2022 has been a challenging year for global markets with volatility felt across equities and fixed income. US stocks posted their worst first half in 50 years. Emerging markets are feeling the drag of interest rate hikes. increasing inflation and slowing growth. China continues to appear in the headlines over regulatory uncertainties, property worries, geopolitical tensions and Covid-linked disruptions.

This has not resulted in a conducive environment for wealth managers to perform effectively, especially at universal banks that heavily rely on public markets for business. While most continued to post positive inflows – a sign of persistently strong wealth generation in the region – weakened sentiments and negative market movements overwhelmed, erasing billions of dollars of assets under management (AUM).

A Top 10 Bank Lost

In the first half, UBS Global Wealth Management was the top loser in AUM. Although it retains the top rank in Asia with $460 billion in AUM, the Swiss private bank saw $61 billion of client assets evaporate in the period. Runner-up, Credit Suisse, lost 13.9 billion Swiss francs ($14.5 billion) while the region’s third largest, HSBC, lost $11 billion. 

AUM losses at the top three leaders totaled $86.5 billion in the first half – equivalent to a top 10 private bank in Asia, according to finews.asia’s 2021 AUM League Table

The results were similar at fifth-ranked Julius Baer which was impacted by de-risking and deleveraging in Asia, according to its first half statement. Although the bank does not break down its assets by the source of wealth, it reported that AUM for Asia-domiciled clients fell 14 billion francs to around 111.3 billion francs which it attributed to the significant correction in global stocks and bonds. 

Lower Profits

Weak market performance and outlook also impacted client activities which resulted in lower wealth management income and profits across the board.  

HSBC’s wealth and personal banking (WPB) unit in Asia, which covers clients segments ranging from retail to private banking, posted $1.7 billion in pre-tax profit for the first half, down 32 percent. OCBC's wealth management business, which includes insurance, private banking, affluent banking, asset management and stockbroking, saw income fall 22 percent to S$537 million ($390 million) in the same period.

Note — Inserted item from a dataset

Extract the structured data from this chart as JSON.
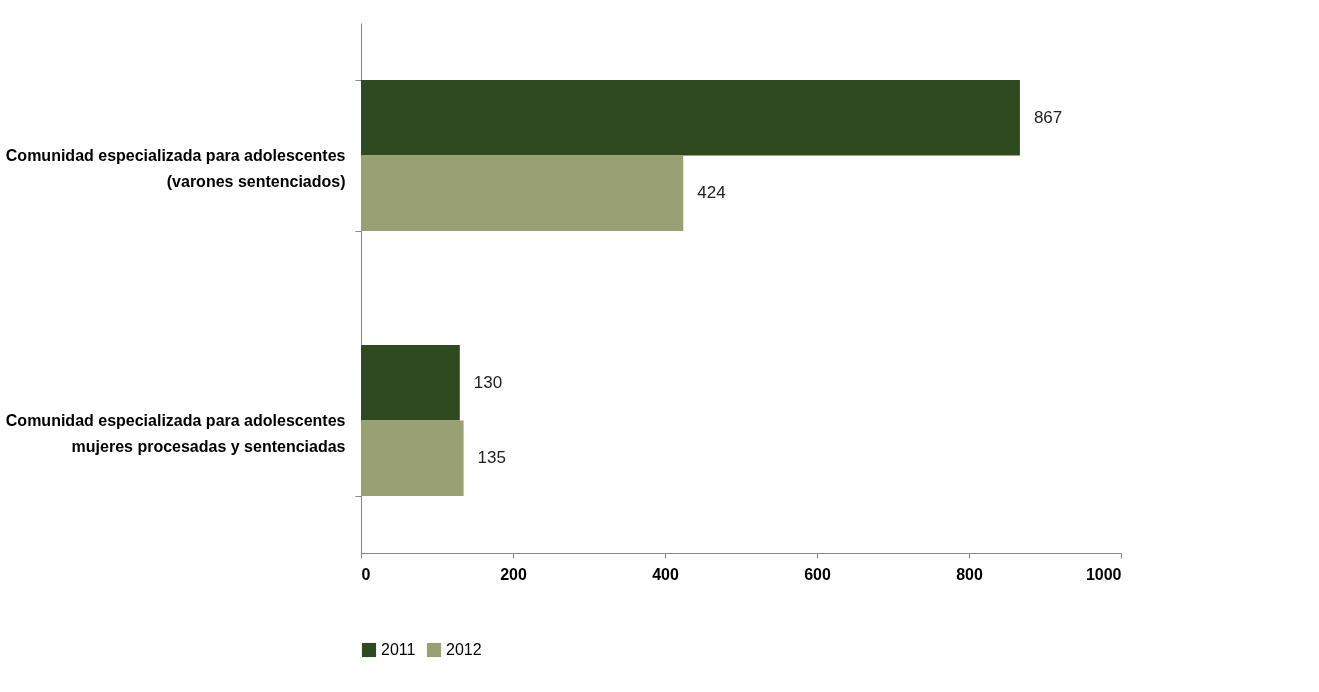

At UBS, its Asian wealth unit recorded $239 million in pre-tax profit for the second quarter, down 16 percent year-on-year. The contrast is even sharper when combined with the 38 percent plunge in pre-tax profit of $288 million for the first quarter.

Not All Bad News

Despite lower assets, income and profits, it wasn’t all bad news for wealth managers in Asia. While persistent Covid-related restrictions have limited travel and face-to-face client meetings, many managed to capitalize on wealth generation in the region with positive asset flows.

In the first six months of 2022, Credit Suisse’s wealth arm recorded positive net new money of 4.8 billion francs, up from a 900 million franc outflow in the same period last year. HSBC’s WPB unit posted net new invested assets of $22 billion in the first half while UBS registered $3.3 billion of net new fee-generating assets in the second quarter and $400 million in the first quarter.

And when clients are ready to add risk again, wealth managers will also benefit from an improved lending environment as net interest margins feel the tailwinds of rising rates.